Так существовать Кидзу не мог. В нем всегда била ключом энергия. Не случайно и в университете он слыл одним из самых активных участников левого студенческого движения. И сейчас, работая в «Токио ниппо», он сломя голову носился взад и вперед по городу и успел уже зарекомендовать себя весьма способным репортером. Он окунулся в новый для него мир, в котором царила неприкрытая продажность и на каждом шагу подстерегали соблазны. И чем больше он барахтался в этой трясине, тем сильнее она его засасывала. Деньги! Ему хотелось иметь деньги, много денег, и постепенно он переставал задумываться над тем, какими путями они достаются. Лишь бы иметь деньги! Быть может, в этой жажде богатства, внезапно проснувшейся в нем, сказалось его прошлое. Он вырос в страшной бедности и еще в раннем детстве слишком хорошо усвоил, что значат деньги. У него самого никогда не было за душой ломаного гроша, зато у других кошельки были всегда туго набиты. Он голодал, ходил разутый и раздетый, а толстосумы утопали в роскоши. И сколько бы они ни тратили, бумажники их не тощали, а, наоборот, все больше пухли. Они были неиссякаемы, как рог изобилия, как волшебные кошельки в сказках. Кидзу, живой и пытливый мальчик, не мог относиться к такому неравенству покорно и безразлично, как многие его сверстники. Он возмущался, он негодовал, чувствуя во всем этом какой-то чудовищный обман и несправедливость. Позднее механика приобретения богатства - и выжимания денег в буржуазном обществе перестала быть для него тайной. Но теперь он об этом не думал. Он не хотел больше думать о том, как и откуда берутся деньги. Он хотел одного — иметь их и буквально терял голову. Женщины и вино, которые стали теперь доступны Кидзу, уже не удовлетворяли его. Его влекли более сильные ощущения, и в голове его все чаще мелькали честолюбивые и рискованные планы.
Когда поздно ночью Кидзу ехал за город, возвращаясь домой, и, несколько протрезвившись на свежем воздухе, размышлял в одиночестве, его не раз охватывала смутная тревога. Ему начинало казаться, что он ощущает какой-то гнилостный запах, запах, исходящий от него самого. Тот тлетворный запах, который распространяет вокруг себя больной, лежащий на смертном одре. И самое неприятное, что запах этот, кажется, начинала улавливать своим острым чутьем и Сэцу... «Вот и моя жена захотела иметь ребенка как раз в тот момент, когда любовь ее пошла на убыль»,— вертелось у Кидзу на языке, но сказать это вслух он не решился.
Вытащив руки из-под головы и взъерошив надо лбом свои черные волосы, он стал рассказывать Канно о своих служебных делах. Если все сложится благополучно, в ближайшее время он, по-видимому, совершит поездку в Маньчжурию. Он привлек к себе внимание своими способностями. И в редакции газеты его теперь перевели в отдел политической информации. Сегодняшний его приезд в Каруидзава был связан с посещением отдыхавшего здесь на даче высокопоставленного государственного чиновника, которому он успел уже нанести визит до прихода к Канно.

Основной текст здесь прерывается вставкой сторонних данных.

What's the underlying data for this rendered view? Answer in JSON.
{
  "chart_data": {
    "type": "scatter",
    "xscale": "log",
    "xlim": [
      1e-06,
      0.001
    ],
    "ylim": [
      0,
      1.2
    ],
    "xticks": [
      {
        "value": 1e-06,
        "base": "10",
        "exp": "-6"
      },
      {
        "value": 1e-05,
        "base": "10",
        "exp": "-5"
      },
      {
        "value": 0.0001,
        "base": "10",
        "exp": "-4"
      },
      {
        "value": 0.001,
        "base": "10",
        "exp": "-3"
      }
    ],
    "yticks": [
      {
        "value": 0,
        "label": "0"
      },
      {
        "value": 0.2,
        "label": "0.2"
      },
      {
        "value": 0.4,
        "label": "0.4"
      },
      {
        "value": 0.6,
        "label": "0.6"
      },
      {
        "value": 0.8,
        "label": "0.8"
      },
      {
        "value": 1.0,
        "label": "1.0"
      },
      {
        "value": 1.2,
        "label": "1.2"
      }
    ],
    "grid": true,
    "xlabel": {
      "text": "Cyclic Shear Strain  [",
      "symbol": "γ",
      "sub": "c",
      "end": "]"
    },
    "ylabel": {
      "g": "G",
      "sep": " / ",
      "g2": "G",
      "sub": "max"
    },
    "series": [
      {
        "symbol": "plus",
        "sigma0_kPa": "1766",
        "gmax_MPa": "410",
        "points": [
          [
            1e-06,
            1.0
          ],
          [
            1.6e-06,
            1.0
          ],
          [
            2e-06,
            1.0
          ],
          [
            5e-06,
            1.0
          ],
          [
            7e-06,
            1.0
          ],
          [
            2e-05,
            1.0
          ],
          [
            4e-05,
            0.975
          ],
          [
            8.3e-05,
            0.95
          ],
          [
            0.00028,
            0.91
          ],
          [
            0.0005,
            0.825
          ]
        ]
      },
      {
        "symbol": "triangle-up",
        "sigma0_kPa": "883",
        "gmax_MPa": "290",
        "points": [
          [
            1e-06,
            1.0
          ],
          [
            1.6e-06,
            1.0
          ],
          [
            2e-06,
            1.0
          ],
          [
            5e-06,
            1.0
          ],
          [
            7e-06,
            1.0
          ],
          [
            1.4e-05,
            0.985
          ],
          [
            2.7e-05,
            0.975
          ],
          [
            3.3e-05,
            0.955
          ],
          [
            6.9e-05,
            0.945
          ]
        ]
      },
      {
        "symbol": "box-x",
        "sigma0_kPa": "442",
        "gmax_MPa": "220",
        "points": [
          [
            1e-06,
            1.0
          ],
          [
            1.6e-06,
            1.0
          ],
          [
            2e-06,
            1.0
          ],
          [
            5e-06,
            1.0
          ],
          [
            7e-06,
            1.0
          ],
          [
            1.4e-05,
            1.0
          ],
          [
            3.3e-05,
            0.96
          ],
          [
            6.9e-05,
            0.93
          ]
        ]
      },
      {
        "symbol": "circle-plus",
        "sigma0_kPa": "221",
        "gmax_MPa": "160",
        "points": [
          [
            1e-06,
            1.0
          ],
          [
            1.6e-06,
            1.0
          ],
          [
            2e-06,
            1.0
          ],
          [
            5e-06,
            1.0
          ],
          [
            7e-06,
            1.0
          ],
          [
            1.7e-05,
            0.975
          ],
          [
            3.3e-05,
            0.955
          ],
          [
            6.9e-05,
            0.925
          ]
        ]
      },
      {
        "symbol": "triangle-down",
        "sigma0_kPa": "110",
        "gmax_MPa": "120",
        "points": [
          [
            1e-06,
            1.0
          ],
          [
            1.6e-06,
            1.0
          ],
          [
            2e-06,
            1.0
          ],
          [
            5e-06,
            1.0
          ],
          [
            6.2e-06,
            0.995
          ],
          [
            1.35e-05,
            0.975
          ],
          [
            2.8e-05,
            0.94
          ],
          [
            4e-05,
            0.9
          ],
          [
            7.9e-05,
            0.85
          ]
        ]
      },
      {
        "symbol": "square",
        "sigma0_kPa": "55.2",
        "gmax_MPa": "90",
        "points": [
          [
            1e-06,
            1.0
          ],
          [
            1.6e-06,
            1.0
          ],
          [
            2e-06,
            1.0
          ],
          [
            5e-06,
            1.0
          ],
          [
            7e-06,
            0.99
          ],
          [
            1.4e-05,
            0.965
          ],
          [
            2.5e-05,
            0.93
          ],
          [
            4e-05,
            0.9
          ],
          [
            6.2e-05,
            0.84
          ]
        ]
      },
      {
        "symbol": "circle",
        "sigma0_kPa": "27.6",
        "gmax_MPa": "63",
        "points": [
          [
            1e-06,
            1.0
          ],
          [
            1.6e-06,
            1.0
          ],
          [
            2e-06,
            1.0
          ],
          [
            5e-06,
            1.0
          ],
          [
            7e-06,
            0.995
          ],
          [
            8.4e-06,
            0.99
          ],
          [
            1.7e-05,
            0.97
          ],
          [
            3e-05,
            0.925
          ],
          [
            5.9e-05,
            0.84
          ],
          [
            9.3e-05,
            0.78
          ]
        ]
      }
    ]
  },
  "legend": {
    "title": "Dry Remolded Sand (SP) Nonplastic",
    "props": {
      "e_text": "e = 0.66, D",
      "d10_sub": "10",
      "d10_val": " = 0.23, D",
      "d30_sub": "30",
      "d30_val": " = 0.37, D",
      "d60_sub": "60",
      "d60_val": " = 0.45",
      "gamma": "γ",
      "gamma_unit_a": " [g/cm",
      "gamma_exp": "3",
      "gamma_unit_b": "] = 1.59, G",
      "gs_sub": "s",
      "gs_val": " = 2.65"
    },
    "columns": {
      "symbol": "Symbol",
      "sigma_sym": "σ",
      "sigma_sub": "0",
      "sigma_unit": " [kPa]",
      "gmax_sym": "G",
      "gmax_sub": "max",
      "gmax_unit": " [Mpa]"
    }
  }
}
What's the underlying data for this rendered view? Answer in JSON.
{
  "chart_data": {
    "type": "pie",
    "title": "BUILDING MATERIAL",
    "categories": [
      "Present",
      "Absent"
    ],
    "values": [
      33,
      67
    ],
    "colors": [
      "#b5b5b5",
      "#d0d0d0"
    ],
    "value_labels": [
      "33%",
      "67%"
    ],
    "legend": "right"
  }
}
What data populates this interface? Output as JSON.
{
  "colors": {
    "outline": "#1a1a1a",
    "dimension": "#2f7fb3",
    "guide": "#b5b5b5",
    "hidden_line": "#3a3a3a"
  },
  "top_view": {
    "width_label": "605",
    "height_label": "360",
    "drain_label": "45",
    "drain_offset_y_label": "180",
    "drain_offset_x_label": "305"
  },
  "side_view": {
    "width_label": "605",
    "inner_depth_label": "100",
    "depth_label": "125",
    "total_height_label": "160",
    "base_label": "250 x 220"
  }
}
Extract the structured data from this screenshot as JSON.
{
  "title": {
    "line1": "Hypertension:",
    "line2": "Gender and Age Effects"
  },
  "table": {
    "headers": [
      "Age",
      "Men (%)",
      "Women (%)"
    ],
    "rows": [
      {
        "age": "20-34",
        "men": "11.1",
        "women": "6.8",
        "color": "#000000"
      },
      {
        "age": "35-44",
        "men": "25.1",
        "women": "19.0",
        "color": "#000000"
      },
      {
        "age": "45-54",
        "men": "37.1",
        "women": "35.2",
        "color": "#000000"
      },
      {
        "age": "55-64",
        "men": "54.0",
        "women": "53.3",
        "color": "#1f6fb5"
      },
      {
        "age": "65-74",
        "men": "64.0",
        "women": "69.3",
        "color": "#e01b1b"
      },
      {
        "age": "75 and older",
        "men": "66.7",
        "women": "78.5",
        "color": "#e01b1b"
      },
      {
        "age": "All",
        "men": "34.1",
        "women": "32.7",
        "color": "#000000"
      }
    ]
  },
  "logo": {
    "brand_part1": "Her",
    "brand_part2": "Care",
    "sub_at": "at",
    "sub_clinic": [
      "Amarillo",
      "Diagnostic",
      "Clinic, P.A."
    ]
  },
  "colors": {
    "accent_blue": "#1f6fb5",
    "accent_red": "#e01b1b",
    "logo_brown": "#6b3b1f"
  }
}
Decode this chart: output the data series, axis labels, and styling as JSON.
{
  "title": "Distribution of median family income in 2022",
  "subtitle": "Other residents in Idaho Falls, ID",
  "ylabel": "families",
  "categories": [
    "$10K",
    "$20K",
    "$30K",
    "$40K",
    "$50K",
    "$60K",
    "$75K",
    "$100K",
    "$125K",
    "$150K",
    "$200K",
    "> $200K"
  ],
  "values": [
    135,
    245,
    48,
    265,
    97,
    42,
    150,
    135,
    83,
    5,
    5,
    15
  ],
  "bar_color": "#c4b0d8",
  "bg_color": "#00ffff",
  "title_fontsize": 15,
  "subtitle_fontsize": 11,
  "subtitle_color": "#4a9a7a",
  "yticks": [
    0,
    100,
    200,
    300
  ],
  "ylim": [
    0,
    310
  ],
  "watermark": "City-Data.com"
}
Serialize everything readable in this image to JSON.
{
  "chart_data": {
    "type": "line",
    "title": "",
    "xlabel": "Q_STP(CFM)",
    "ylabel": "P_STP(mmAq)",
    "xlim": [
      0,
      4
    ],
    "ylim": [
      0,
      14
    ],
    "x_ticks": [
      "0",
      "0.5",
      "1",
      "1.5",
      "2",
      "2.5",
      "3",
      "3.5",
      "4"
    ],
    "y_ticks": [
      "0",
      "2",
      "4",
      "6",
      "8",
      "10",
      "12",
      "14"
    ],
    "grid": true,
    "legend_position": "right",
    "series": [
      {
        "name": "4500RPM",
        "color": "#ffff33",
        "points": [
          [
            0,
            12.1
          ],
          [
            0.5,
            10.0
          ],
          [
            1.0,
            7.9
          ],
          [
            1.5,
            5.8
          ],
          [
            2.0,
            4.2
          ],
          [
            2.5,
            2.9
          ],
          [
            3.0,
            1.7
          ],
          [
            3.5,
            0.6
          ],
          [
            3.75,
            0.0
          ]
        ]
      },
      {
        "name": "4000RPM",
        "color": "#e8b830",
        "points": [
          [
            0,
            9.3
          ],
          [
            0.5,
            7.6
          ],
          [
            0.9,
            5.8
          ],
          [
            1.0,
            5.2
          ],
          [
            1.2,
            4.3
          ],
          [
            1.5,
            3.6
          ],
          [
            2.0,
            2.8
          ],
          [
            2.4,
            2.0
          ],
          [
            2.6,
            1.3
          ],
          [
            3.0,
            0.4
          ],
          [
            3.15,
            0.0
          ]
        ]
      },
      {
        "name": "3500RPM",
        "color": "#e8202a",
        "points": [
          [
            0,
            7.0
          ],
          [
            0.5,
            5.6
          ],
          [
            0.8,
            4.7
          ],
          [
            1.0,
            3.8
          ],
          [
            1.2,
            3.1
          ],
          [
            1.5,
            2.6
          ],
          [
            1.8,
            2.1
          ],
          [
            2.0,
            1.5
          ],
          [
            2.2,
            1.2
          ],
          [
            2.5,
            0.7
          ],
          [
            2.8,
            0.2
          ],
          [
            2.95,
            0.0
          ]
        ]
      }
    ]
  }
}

— Пока это еще не окончательно решено. Но побывать в Маньчжурии мне бы очень хотелось, это со всех точек зрения поучительно. Во всяком случае согласие свое на поездку я уже дал,— рассказывал Кидзу.
— Итак, тебе предстоит побывать у порога Марса?
— О! Ты вспомнил о Марсе?
Марс! Это слово служило паролем единомышленников в университете. Так они в целях конспирации называли некую новую планету, которая излучала еще не виданный доселе свет. Они испытывали на себе ее огромную притягательную силу, но она оставалась недосягаемой для них *.
Друзья переглянулись с видом заговорщиков, как переглядывались они в былые времена, и обменялись улыбкой, смысл которой был понятен лишь тем, кто знал этот пароль.
Имеется в виду Советский Союз.
— На Марс я, разумеется, сразу не попаду, но по -Китаю, надеюсь, поколесить удастся.
— Надо полагать, что проблема Северного Китая будет решена не в один день, там работы всем хватит надолго, в том числе и корреспондентам твоей газеты,— усмехаясь, заметил Канно.
— О да! Мне остается лишь присоединить свои молитвы к молитвам армии, которая печется о том, чтобы события все больше усложнялись и запутывались,— громко рассмеялся Кидзу.